OPEC+ is expected gradually to increase output by 1.9 million b/d, assuming it fully unwinds OPEC+ cuts in line with existing policy, the IEA added, with the Middle East members making up most of the increase. That comes despite the producer group's long-running battle with capacity constraints and technical issues. The IEA noted this caused the supply gap to widen compared with official output targets during March to 1.5 million b/d -- the widest since May 2020.
Meanwhile, non-OPEC+ producers are expected to pump 2 million b/d more, with the US leading the gains, according to the agency.

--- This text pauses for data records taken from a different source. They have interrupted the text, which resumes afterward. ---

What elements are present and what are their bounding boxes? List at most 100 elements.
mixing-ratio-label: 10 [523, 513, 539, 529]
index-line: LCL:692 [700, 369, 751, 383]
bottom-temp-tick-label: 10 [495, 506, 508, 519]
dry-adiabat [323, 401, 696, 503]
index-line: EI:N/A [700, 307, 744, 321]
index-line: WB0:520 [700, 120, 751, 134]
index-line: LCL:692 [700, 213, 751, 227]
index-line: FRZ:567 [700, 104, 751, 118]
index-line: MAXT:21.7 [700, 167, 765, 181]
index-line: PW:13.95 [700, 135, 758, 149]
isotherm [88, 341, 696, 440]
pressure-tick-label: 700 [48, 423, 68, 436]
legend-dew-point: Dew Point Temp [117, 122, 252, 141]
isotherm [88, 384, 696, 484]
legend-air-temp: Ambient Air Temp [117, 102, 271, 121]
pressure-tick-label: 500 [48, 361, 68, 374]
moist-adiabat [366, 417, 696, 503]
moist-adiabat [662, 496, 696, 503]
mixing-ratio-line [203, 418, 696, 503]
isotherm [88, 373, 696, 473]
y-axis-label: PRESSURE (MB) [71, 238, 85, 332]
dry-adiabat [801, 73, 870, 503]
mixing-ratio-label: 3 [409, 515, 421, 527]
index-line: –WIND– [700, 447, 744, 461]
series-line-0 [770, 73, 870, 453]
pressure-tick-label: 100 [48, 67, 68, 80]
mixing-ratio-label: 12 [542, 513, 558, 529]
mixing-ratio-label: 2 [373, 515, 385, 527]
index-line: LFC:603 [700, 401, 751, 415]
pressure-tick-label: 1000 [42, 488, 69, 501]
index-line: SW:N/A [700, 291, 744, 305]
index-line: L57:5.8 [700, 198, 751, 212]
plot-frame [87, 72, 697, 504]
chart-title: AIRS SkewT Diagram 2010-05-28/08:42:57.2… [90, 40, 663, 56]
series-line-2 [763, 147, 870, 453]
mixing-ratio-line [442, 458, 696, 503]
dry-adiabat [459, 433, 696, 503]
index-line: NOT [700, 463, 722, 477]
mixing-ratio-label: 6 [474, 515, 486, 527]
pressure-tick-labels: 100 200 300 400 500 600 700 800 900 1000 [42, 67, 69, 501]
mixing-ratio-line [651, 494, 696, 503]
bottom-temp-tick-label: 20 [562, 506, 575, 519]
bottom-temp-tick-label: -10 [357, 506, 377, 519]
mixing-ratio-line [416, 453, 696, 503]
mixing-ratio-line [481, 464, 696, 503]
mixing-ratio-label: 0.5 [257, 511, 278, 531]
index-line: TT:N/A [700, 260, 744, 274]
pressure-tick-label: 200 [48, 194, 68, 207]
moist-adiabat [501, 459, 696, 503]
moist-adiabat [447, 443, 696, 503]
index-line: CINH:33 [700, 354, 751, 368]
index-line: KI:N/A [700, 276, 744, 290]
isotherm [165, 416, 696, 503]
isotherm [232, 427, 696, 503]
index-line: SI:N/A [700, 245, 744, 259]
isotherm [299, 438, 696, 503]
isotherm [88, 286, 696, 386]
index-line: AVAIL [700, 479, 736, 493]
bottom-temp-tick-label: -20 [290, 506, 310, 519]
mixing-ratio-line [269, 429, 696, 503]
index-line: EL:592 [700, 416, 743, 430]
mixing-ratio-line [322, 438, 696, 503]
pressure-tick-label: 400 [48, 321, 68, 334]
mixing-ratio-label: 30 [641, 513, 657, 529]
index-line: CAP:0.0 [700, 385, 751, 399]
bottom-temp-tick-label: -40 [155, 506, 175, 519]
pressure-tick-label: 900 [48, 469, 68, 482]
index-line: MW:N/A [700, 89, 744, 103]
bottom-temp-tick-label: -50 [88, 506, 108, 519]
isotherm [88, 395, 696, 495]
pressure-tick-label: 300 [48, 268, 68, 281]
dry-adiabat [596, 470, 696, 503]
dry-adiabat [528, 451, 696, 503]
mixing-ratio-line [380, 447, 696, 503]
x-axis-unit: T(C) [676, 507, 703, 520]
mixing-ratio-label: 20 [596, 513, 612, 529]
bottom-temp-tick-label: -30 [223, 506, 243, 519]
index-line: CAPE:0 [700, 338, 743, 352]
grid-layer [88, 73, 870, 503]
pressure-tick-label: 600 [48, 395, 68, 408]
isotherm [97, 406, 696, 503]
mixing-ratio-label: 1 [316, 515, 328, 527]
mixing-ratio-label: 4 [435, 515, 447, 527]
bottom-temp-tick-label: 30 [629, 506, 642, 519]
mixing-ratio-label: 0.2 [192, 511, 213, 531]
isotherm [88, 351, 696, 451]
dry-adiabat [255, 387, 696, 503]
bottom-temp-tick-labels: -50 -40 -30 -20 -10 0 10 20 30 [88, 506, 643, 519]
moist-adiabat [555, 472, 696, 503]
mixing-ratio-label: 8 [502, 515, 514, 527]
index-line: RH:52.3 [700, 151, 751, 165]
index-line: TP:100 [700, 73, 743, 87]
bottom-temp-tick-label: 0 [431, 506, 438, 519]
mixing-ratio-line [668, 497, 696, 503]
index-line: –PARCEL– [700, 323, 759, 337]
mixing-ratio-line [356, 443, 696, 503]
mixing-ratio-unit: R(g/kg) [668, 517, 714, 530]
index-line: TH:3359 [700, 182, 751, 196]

Iran remains the wildcard. While nuclear talks hang in the balance, the IEA notes Iran could be a source of substantial supplies if sanctions are lifted. The agency expects production to ramp up by more than 1 million b/d within six months to reach full capacity of 3.8 million b/d, but adds any return to the market from a deal would not be immediate.
'Mired in uncertainty'
The IEA forecasts global refinery throughputs to increase by 4.4 million b/d from April to August due to new capacity and normal seasonal gains. "This would allow product inventories to see the first build in two years, offering some respite to the tight market," it said. Overall, 2022 runs are forecast to gain 3 million b/d year-on-year, but will remain below 2017 levels, it added.
Meanwhile, global oil inventories may have decreased for 14 consecutive months, but preliminary data show a build in OECD industry stocks of 8.8 million barrels for March, according to the IEA. OECD total industry stocks fell by 42.2 million barrels to 2,611 million barrels in February, nearly double the seasonal trend and with oil product stocks leading the decline.
"The outlook is mired in uncertainty and OECD industry stocks in February continued to draw at a steep pace to stand 320 million barrels below their five-year average," the IEA said, pointing to the latest stock release to provide a crucial cushion to oil markets.
S&P Global Commodity Insights analysis projects global oil stocks to build in the second quarter, level off in the third quarter and rise again into October given the injection of strategic petroleum reserves. The US plans additional releases to that coordinated with the IEA giving an extra downside pressure on the oil market.